Steak Diane is a dish of a pan-friedbeefsteak with a sauce made from the seasoned pan juices, generally prepared in restaurants tableside, and sometimes flambéed. It was probably invented in London or New York in the 1930s. From the 1940s through the 1960s, it was considered a classic of "Continental cuisine", and has since become retro..
History
"Steak Diane" does not appear in the classics of French cuisine, and is first documented in 1940, in Australia. It may have been invented in Belgium, London, or New York. The name 'Diana', the Roman goddess of the hunt, has been used for various game-related foods, but the "venison steak Diane" attested in 1914, although it is sautéed and flambéed, is sauced and garnished with fruits, unlike later steak Diane recipes, so it is unclear if there is a connection.
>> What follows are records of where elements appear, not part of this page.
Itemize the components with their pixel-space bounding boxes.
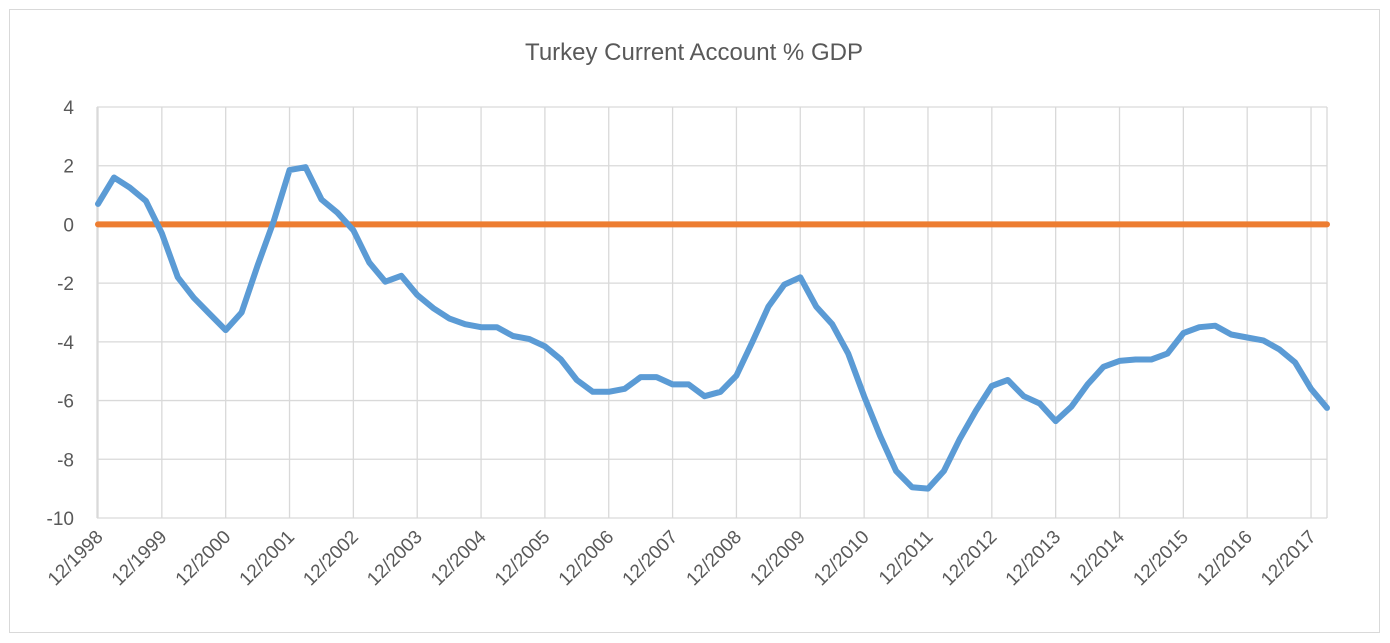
y-tick-label: 2: [63, 157, 74, 178]
x-tick-label: 12/2004: [427, 526, 491, 590]
x-tick-label: 12/2000: [172, 527, 235, 590]
x-tick-label: 12/2013: [1002, 527, 1065, 590]
x-tick-label: 12/2014: [1066, 526, 1130, 590]
chart-title: Turkey Current Account % GDP: [525, 39, 863, 66]
y-tick-label: -8: [57, 450, 74, 471]
vertical-gridlines: [96, 107, 1328, 518]
x-tick-label: 12/2017: [1257, 527, 1320, 590]
y-axis: 4 2 0 -2 -4 -6 -8 -10: [47, 98, 75, 530]
x-tick-label: 12/2008: [683, 527, 746, 590]
x-tick-label: 12/2003: [363, 527, 426, 590]
x-tick-label: 12/2001: [236, 527, 299, 590]
series-line: [95, 164, 1330, 492]
x-tick-label: 12/2011: [875, 527, 937, 589]
y-tick-label: -6: [57, 392, 74, 413]
x-tick-label: 12/2006: [555, 527, 618, 590]
horizontal-gridlines: [97, 106, 1327, 519]
x-tick-label: 12/2007: [619, 527, 682, 590]
x-tick-label: 12/2015: [1129, 527, 1192, 590]
x-tick-label: 12/2012: [938, 527, 1001, 590]
y-tick-label: -4: [57, 333, 74, 354]
x-tick-label: 12/1999: [108, 527, 171, 590]
y-tick-label: -10: [47, 509, 74, 530]
x-axis: 12/1998 12/1999 12/2000 12/2001 12/2002 12/20…: [44, 526, 1320, 590]
x-tick-label: 12/2009: [746, 527, 809, 590]
y-tick-label: 4: [63, 98, 74, 119]
x-tick-label: 12/1998: [44, 527, 107, 590]
x-tick-label: 12/2010: [810, 527, 873, 590]
x-tick-label: 12/2002: [299, 527, 362, 590]
x-tick-label: 12/2016: [1193, 527, 1256, 590]
y-tick-label: -2: [57, 274, 74, 295]
y-tick-label: 0: [63, 215, 74, 236]
series-layer: [95, 164, 1330, 492]
x-tick-label: 12/2005: [491, 527, 554, 590]
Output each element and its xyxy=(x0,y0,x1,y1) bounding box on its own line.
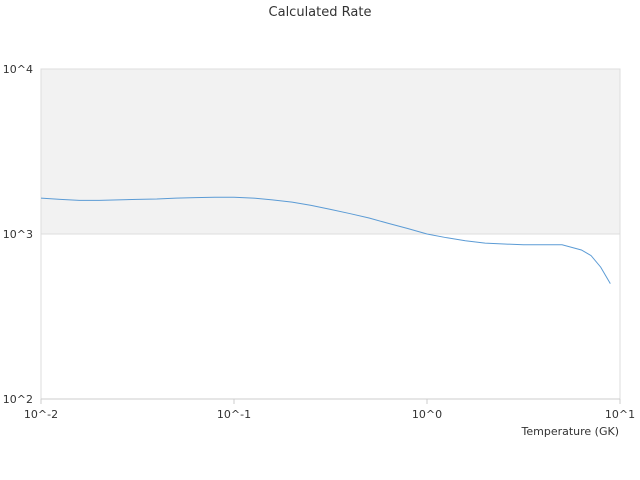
x-tick-label: 10^-2 xyxy=(24,408,58,421)
chart-title: Calculated Rate xyxy=(269,5,372,20)
x-tick-label: 10^1 xyxy=(605,408,635,421)
y-tick-label: 10^3 xyxy=(3,228,33,241)
x-tick-group: 10^-2 10^-1 10^0 10^1 xyxy=(24,399,635,421)
y-tick-group: 10^2 10^3 10^4 xyxy=(3,63,33,406)
shaded-band xyxy=(41,69,620,234)
x-axis-label: Temperature (GK) xyxy=(521,425,620,438)
x-tick-label: 10^-1 xyxy=(217,408,251,421)
x-tick-label: 10^0 xyxy=(412,408,442,421)
y-tick-label: 10^4 xyxy=(3,63,33,76)
y-tick-label: 10^2 xyxy=(3,393,33,406)
series-line xyxy=(40,196,611,284)
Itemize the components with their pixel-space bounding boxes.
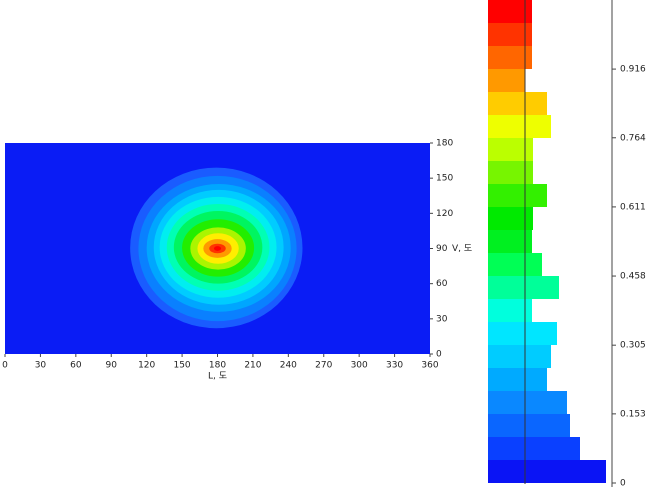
histogram-bar [488, 46, 532, 69]
x-tick-label: 90 [106, 361, 118, 371]
x-tick-label: 210 [244, 361, 261, 371]
x-tick-label: 270 [315, 361, 332, 371]
histogram-bar [488, 69, 525, 92]
histogram-bar [488, 299, 532, 322]
y-tick-label: 0.611 [620, 202, 646, 212]
x-tick-label: 30 [35, 361, 47, 371]
x-tick-label: 150 [173, 361, 190, 371]
x-tick-label: 360 [421, 361, 438, 371]
histogram-bar [488, 253, 542, 276]
y-tick-label: 0.764 [620, 133, 646, 143]
histogram-bar [488, 345, 551, 368]
histogram-bar [488, 368, 547, 391]
y-tick-label: 180 [436, 139, 453, 149]
histogram-bar [488, 230, 532, 253]
histogram-bar [488, 414, 570, 437]
y-tick-label: 0 [620, 479, 626, 488]
x-tick-label: 330 [386, 361, 403, 371]
y-tick-label: 90 [436, 244, 448, 254]
x-axis-label: L, 도 [208, 372, 227, 382]
contour-ring [213, 246, 222, 251]
y-tick-label: 0 [436, 350, 442, 360]
histogram-bar [488, 322, 557, 345]
histogram-bar [488, 437, 580, 460]
histogram-bar [488, 115, 551, 138]
y-tick-label: 0.305 [620, 341, 646, 351]
histogram-bar [488, 207, 533, 230]
histogram-bar [488, 276, 559, 299]
y-tick-label: 0.916 [620, 65, 646, 75]
x-tick-label: 120 [138, 361, 155, 371]
y-tick-label: 60 [436, 279, 448, 289]
x-tick-label: 60 [70, 361, 82, 371]
histogram-bar [488, 391, 567, 414]
y-tick-label: 30 [436, 314, 448, 324]
histogram-bar [488, 0, 532, 23]
x-tick-label: 300 [351, 361, 368, 371]
y-tick-label: 0.458 [620, 272, 646, 282]
x-tick-label: 240 [280, 361, 297, 371]
histogram-bar [488, 161, 533, 184]
y-tick-label: 150 [436, 174, 453, 184]
histogram-bar [488, 138, 533, 161]
histogram-bar [488, 92, 547, 115]
y-tick-label: 0.153 [620, 409, 646, 419]
y-tick-label: 120 [436, 209, 453, 219]
histogram-bar [488, 23, 532, 46]
y-axis-label: V, 도 [452, 244, 472, 254]
histogram-bar [488, 184, 547, 207]
x-tick-label: 180 [209, 361, 226, 371]
histogram-bar [488, 460, 606, 483]
x-tick-label: 0 [2, 361, 8, 371]
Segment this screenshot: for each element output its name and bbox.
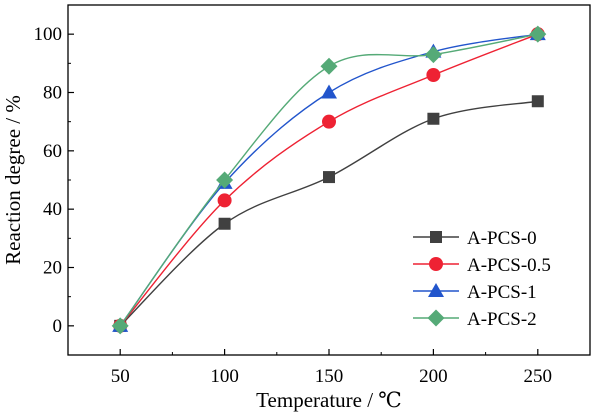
data-point	[217, 193, 232, 208]
data-point	[427, 112, 440, 125]
legend-marker	[430, 231, 442, 243]
legend-label: A-PCS-2	[467, 309, 537, 330]
data-point	[216, 171, 234, 189]
x-axis-ticks: 50 100 150 200 250	[111, 349, 552, 387]
data-point	[321, 84, 337, 99]
y-tick-label: 20	[43, 258, 62, 279]
legend-label: A-PCS-0.5	[467, 255, 551, 276]
data-point	[322, 114, 336, 129]
legend-entry: A-PCS-0	[413, 228, 537, 249]
legend-entry: A-PCS-2	[413, 309, 537, 330]
data-point	[320, 57, 338, 75]
data-point	[426, 68, 441, 82]
legend-entry: A-PCS-0.5	[413, 255, 551, 276]
x-tick-label: 150	[315, 366, 344, 387]
x-tick-label: 50	[111, 366, 130, 387]
y-tick-label: 80	[43, 83, 62, 104]
y-axis-ticks: 0 20 40 60 80 100	[34, 24, 74, 337]
series-a-pcs-2	[111, 25, 547, 335]
y-tick-label: 0	[53, 316, 63, 337]
legend-label: A-PCS-0	[467, 228, 537, 249]
legend-label: A-PCS-1	[467, 282, 537, 303]
series-layer	[111, 25, 547, 335]
legend: A-PCS-0 A-PCS-0.5 A-PCS-1 A-PCS-2	[413, 228, 551, 330]
legend-marker	[427, 309, 445, 327]
y-tick-label: 40	[43, 199, 62, 220]
legend-marker	[429, 257, 443, 271]
series-line	[119, 33, 538, 327]
x-tick-label: 100	[210, 366, 239, 387]
data-point	[531, 95, 544, 108]
data-point	[111, 317, 129, 335]
legend-marker	[428, 283, 444, 297]
data-point	[218, 217, 231, 230]
y-tick-label: 60	[43, 141, 62, 162]
y-axis-title: Reaction degree / %	[1, 95, 25, 265]
data-point	[323, 171, 335, 184]
y-tick-label: 100	[34, 24, 63, 45]
legend-entry: A-PCS-1	[413, 282, 537, 303]
x-tick-label: 200	[419, 366, 448, 387]
x-tick-label: 250	[524, 366, 553, 387]
x-axis-title: Temperature / ℃	[256, 388, 402, 412]
data-point	[424, 46, 442, 64]
data-point	[529, 25, 547, 43]
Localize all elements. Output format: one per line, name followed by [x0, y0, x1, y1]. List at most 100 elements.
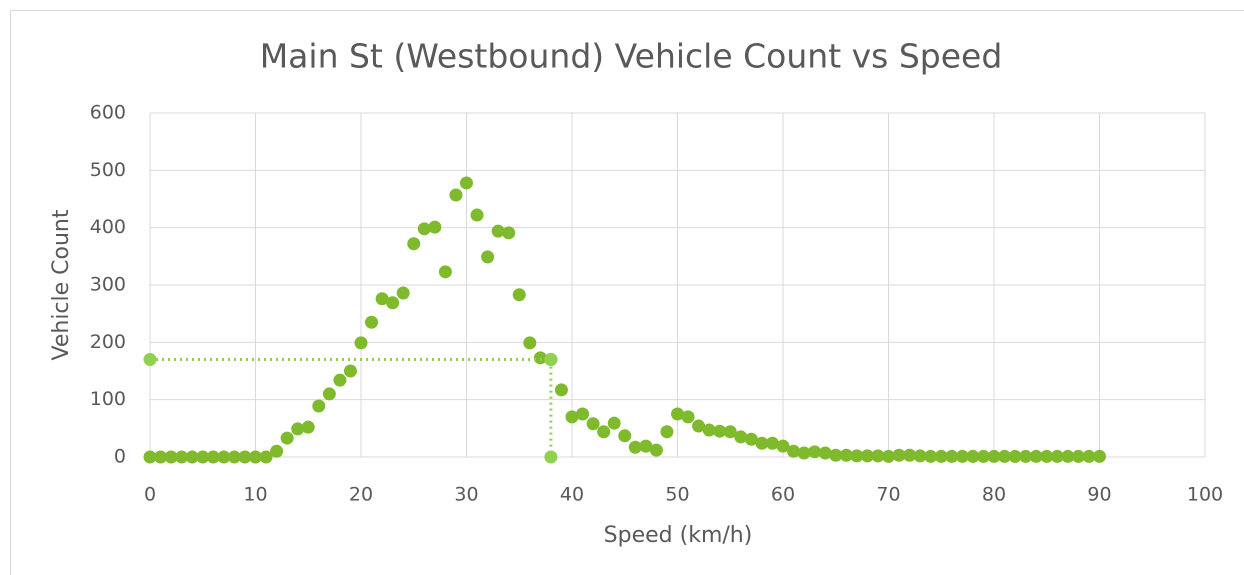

In mid-20th-century New York, there was a fad for tableside-flambéed dishes. By the 1940s, steak Diane was a common item on the menus of restaurants popular with New York café society, including the restaurants at the Drake and Sherry-Netherland hotels and The Colony, one of which may have originated it, as well as the 21 Club and Le Pavillon. It is often attributed to Beniamino Schiavon, 'Nino of the Drake', the maître d'hôtel of the Drake Hotel in New York City, who was said to have created the dish with Luigi Quaglino at the Plage Restaurant in Ostend, Belgium, and named it after a "beauty of the nineteen-twenties" or perhaps "a reigning lady of the European demimonde in the nineteen twenties". At the Drake, it was called "Steak Nino". The earliest attestation, however, is not in New York, but in Australia. Tony Clerici, maître d'hôtel at the Sydney restaurant Romano's, said he invented it at his Mayfair restaurant Tony's Grill in 1938 and named it in honor of Lady Diana Cooper. It was Romano's signature dish, and was mentioned in a 1940 article about the restaurant. Clerici may have learned the dish from Charles Gallo-Selva, who had previously worked at the Quaglino brothers' restaurant Quaglino's in London, which was serving steak cooked tableside in a chafing-dish in 1937. Indeed the head chef of Quaglino's in the 1930s, Bartolomeo Calderoni, claimed in 1988 to have invented Steak Diane. Other stories mention the Café de Paris in 1930's London and the Copacabana Palace Hotel in Rio de Janeiro.
Preparation
Steak Diane is similar to steak au poivre. The steak is cut or pounded thin so that it will cook rapidly. It is seasoned with salt and pepper, quickly sautéed in butter, and set aside. A sauce is prepared from the pan juices with various additions, which may include butter, chives, Worcestershire sauce, mustard, thinly sliced mushrooms, shallots, cream, truffles, meat stock, or A1 Steak Sauce. The sauce is flambéed with brandy, dry sherry, or Madeira, and poured over the steak. The three New York city recipes from 1953 use few ingredients besides salt, pepper, and butter: brandy, sherry, chives ; chives, dry mustard, lemon juice, Worcestershire sauce ; chives, parsley, Worcestershire sauce. Only the Sherry-Netherland recipe explicitly calls for flambéing.